Restaurant guide and food delivery service Zomato looks like it is getting off lightly after it suffered a hack that compromised personal information belonging to 6.6 million users.
The India-based company, which offers services in more than 20 countries worldwide, set off alarm bells when it revealed that a hacker had made off with 17 million user records. That, Zomato said, included email addresses and hashed passwords, but not credit card information.
Initially, the stolen information was put up for sale; however, the company later revealed that the hacker had agreed to remove the listing on the condition that Zomato introduce a fully fledged bug bounty program.
Zomato has operated an account on disclosure service Hacker One for more than a year; however, CEO Deepinder Goyal confirmed on Twitter that it would begin compensating hackers with money for their disclosures.
Following the incident, Zomato reset the passwords of all affected users and logged them out of its app and website.
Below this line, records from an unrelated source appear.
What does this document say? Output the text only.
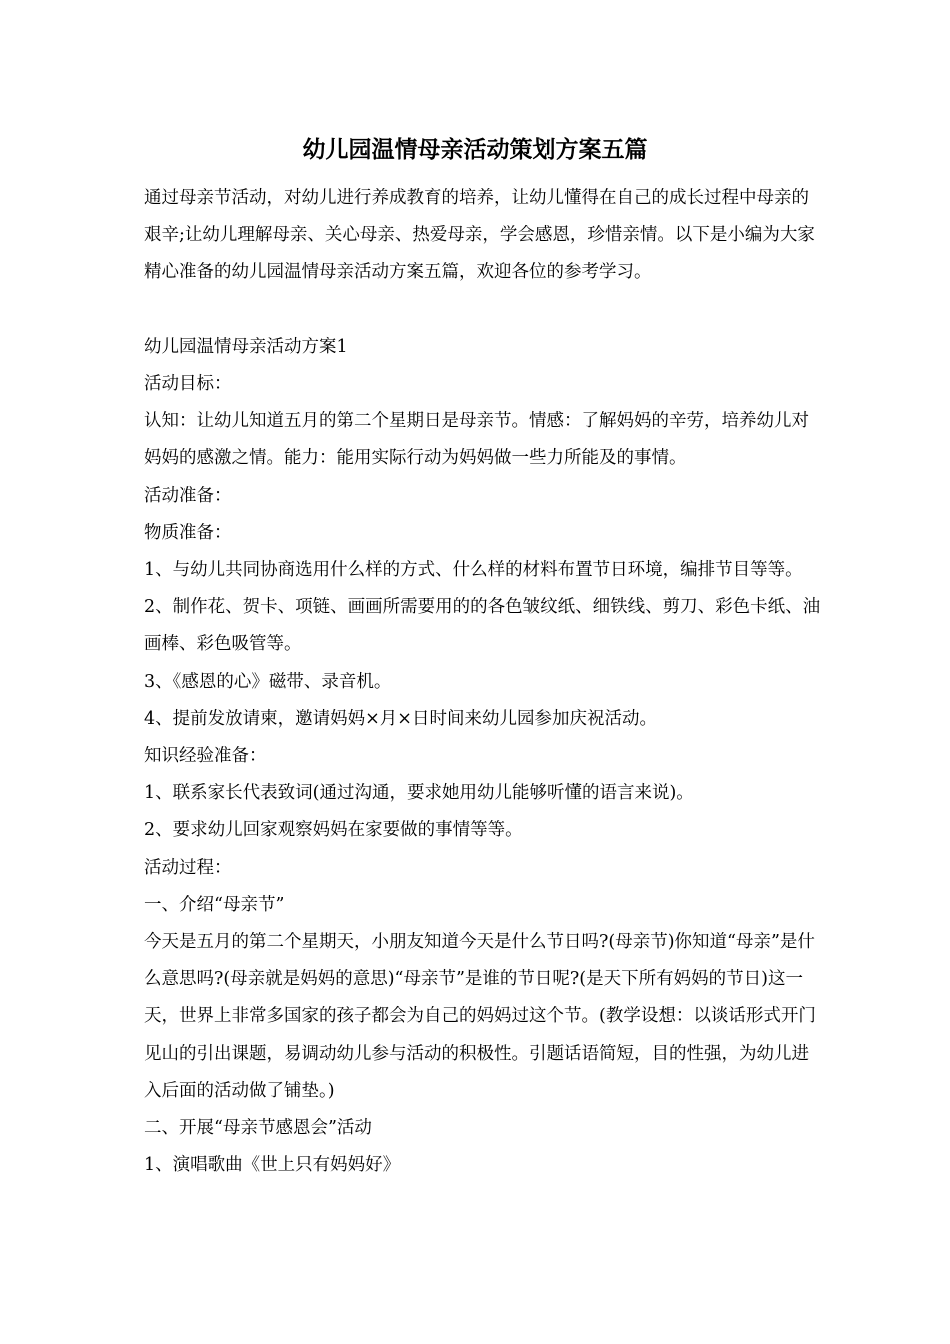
幼儿园温情母亲活动策划方案五篇

通过母亲节活动，对幼儿进行养成教育的培养，让幼儿懂得在自己的成长过程中母亲的艰辛;让幼儿理解母亲、关心母亲、热爱母亲，学会感恩，珍惜亲情。以下是小编为大家精心准备的幼儿园温情母亲活动方案五篇，欢迎各位的参考学习。

幼儿园温情母亲活动方案1

活动目标：

认知：让幼儿知道五月的第二个星期日是母亲节。情感：了解妈妈的辛劳，培养幼儿对妈妈的感激之情。能力：能用实际行动为妈妈做一些力所能及的事情。

活动准备：

物质准备：

1、与幼儿共同协商选用什么样的方式、什么样的材料布置节日环境，编排节目等等。

2、制作花、贺卡、项链、画画所需要用的的各色皱纹纸、细铁线、剪刀、彩色卡纸、油画棒、彩色吸管等。

3、《感恩的心》磁带、录音机。

4、提前发放请柬，邀请妈妈×月×日时间来幼儿园参加庆祝活动。

知识经验准备：

1、联系家长代表致词(通过沟通，要求她用幼儿能够听懂的语言来说)。

2、要求幼儿回家观察妈妈在家要做的事情等等。

活动过程：

一、介绍“母亲节”

今天是五月的第二个星期天，小朋友知道今天是什么节日吗?(母亲节)你知道“母亲”是什么意思吗?(母亲就是妈妈的意思)“母亲节”是谁的节日呢?(是天下所有妈妈的节日)这一天，世界上非常多国家的孩子都会为自己的妈妈过这个节。(教学设想：以谈话形式开门见山的引出课题，易调动幼儿参与活动的积极性。引题话语简短，目的性强，为幼儿进入后面的活动做了铺垫。)

二、开展“母亲节感恩会”活动

1、演唱歌曲《世上只有妈妈好》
It said that 60 percent of its 17 million user records are tied to social log-in via Twitter or Facebook and therefore weren’t impacted by the hack. The company claimed that the passwords that were stolen “cannot be easily converted back to plain text,” but Motherboard and security experts didn’t have issues converting into original passwords a sample of the data provided by the hacker.
Security experts weren’t impressed with Zomato’s security measures.
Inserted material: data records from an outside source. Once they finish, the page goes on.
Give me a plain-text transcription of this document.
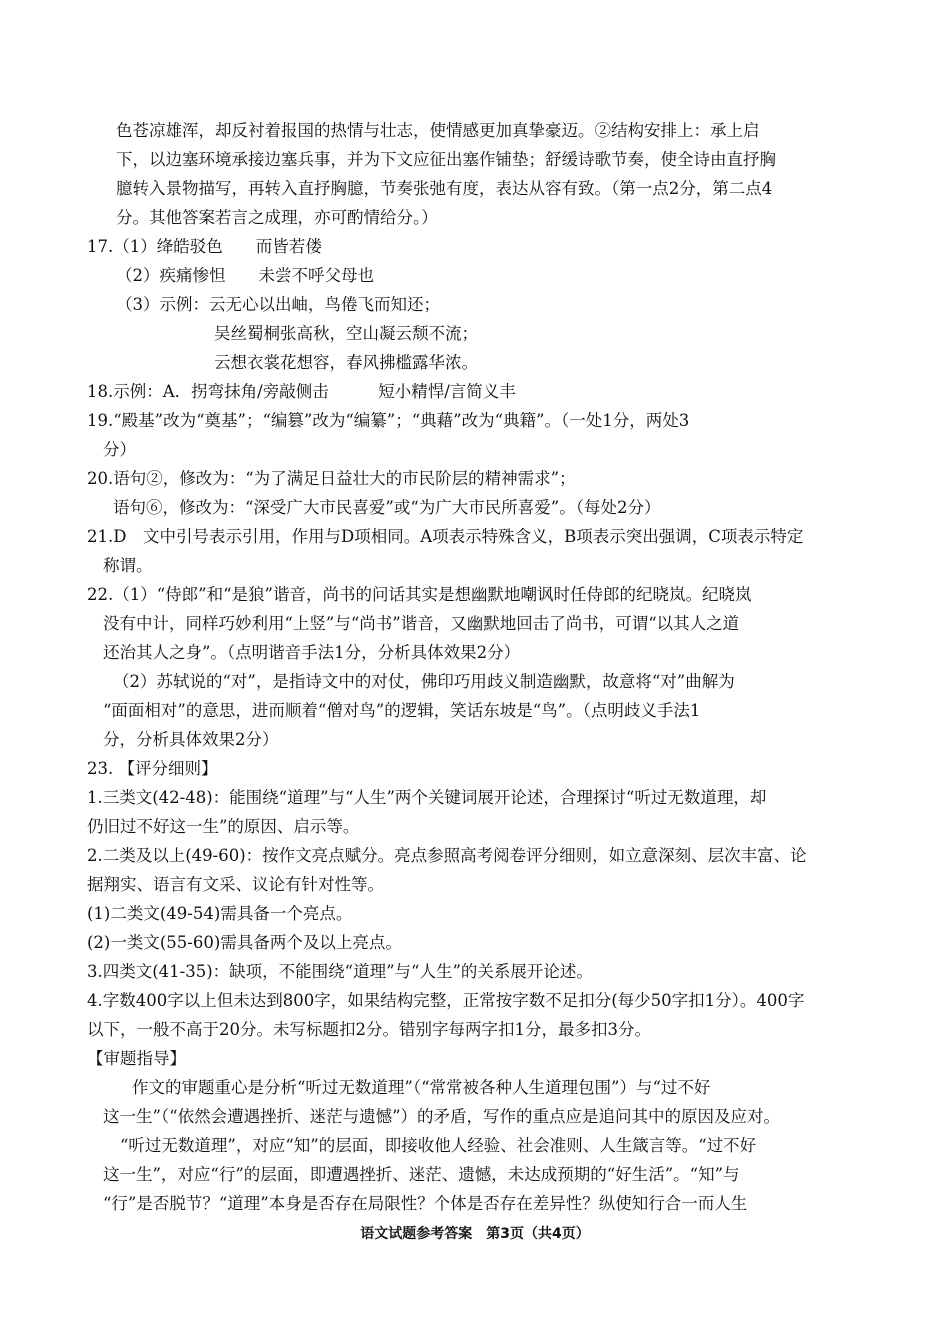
色苍凉雄浑，却反衬着报国的热情与壮志，使情感更加真挚豪迈。②结构安排上：承上启
下，以边塞环境承接边塞兵事，并为下文应征出塞作铺垫；舒缓诗歌节奏，使全诗由直抒胸
臆转入景物描写，再转入直抒胸臆，节奏张弛有度，表达从容有致。（第一点2分，第二点4
分。其他答案若言之成理，亦可酌情给分。）
17.（1）绛皓驳色　　而皆若偻
（2）疾痛惨怛　　未尝不呼父母也
（3）示例：云无心以出岫，鸟倦飞而知还；
吴丝蜀桐张高秋，空山凝云颓不流；
云想衣裳花想容，春风拂槛露华浓。
18.示例：A．拐弯抹角/旁敲侧击　　　短小精悍/言简义丰
19.“殿基”改为“奠基”；“编篡”改为“编纂”；“典藉”改为“典籍”。（一处1分，两处3
分）
20.语句②，修改为：“为了满足日益壮大的市民阶层的精神需求”；
语句⑥，修改为：“深受广大市民喜爱”或“为广大市民所喜爱”。（每处2分）
21.D　文中引号表示引用，作用与D项相同。A项表示特殊含义，B项表示突出强调，C项表示特定
称谓。
22.（1）“侍郎”和“是狼”谐音，尚书的问话其实是想幽默地嘲讽时任侍郎的纪晓岚。纪晓岚
没有中计，同样巧妙利用“上竖”与“尚书”谐音，又幽默地回击了尚书，可谓“以其人之道
还治其人之身”。（点明谐音手法1分，分析具体效果2分）
（2）苏轼说的“对”，是指诗文中的对仗，佛印巧用歧义制造幽默，故意将“对”曲解为
“面面相对”的意思，进而顺着“僧对鸟”的逻辑，笑话东坡是“鸟”。（点明歧义手法1
分，分析具体效果2分）
23. 【评分细则】
1.三类文(42-48)：能围绕“道理”与“人生”两个关键词展开论述，合理探讨“听过无数道理，却
仍旧过不好这一生”的原因、启示等。
2.二类及以上(49-60)：按作文亮点赋分。亮点参照高考阅卷评分细则，如立意深刻、层次丰富、论
据翔实、语言有文采、议论有针对性等。
(1)二类文(49-54)需具备一个亮点。
(2)一类文(55-60)需具备两个及以上亮点。
3.四类文(41-35)：缺项，不能围绕“道理”与“人生”的关系展开论述。
4.字数400字以上但未达到800字，如果结构完整，正常按字数不足扣分(每少50字扣1分）。400字
以下，一般不高于20分。未写标题扣2分。错别字每两字扣1分，最多扣3分。
【审题指导】
作文的审题重心是分析“听过无数道理”（“常常被各种人生道理包围”）与“过不好
这一生”（“依然会遭遇挫折、迷茫与遗憾”）的矛盾，写作的重点应是追问其中的原因及应对。
“听过无数道理”，对应“知”的层面，即接收他人经验、社会准则、人生箴言等。“过不好
这一生”，对应“行”的层面，即遭遇挫折、迷茫、遗憾，未达成预期的“好生活”。“知”与
“行”是否脱节？“道理”本身是否存在局限性？个体是否存在差异性？纵使知行合一而人生
语文试题参考答案　第3页（共4页）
In this case, there’s no immediate danger as the hacker agreed not to sell the data, but the situation is a reminder that many companies do not have adequate security measures in place to protect users.
That includes big ones. Zomato has been valued at more than $1 billion — though some disagree on that — and it is fair to say that it doesn’t have any excuses for a lax security system because it has raised more than $240 million from investors to date.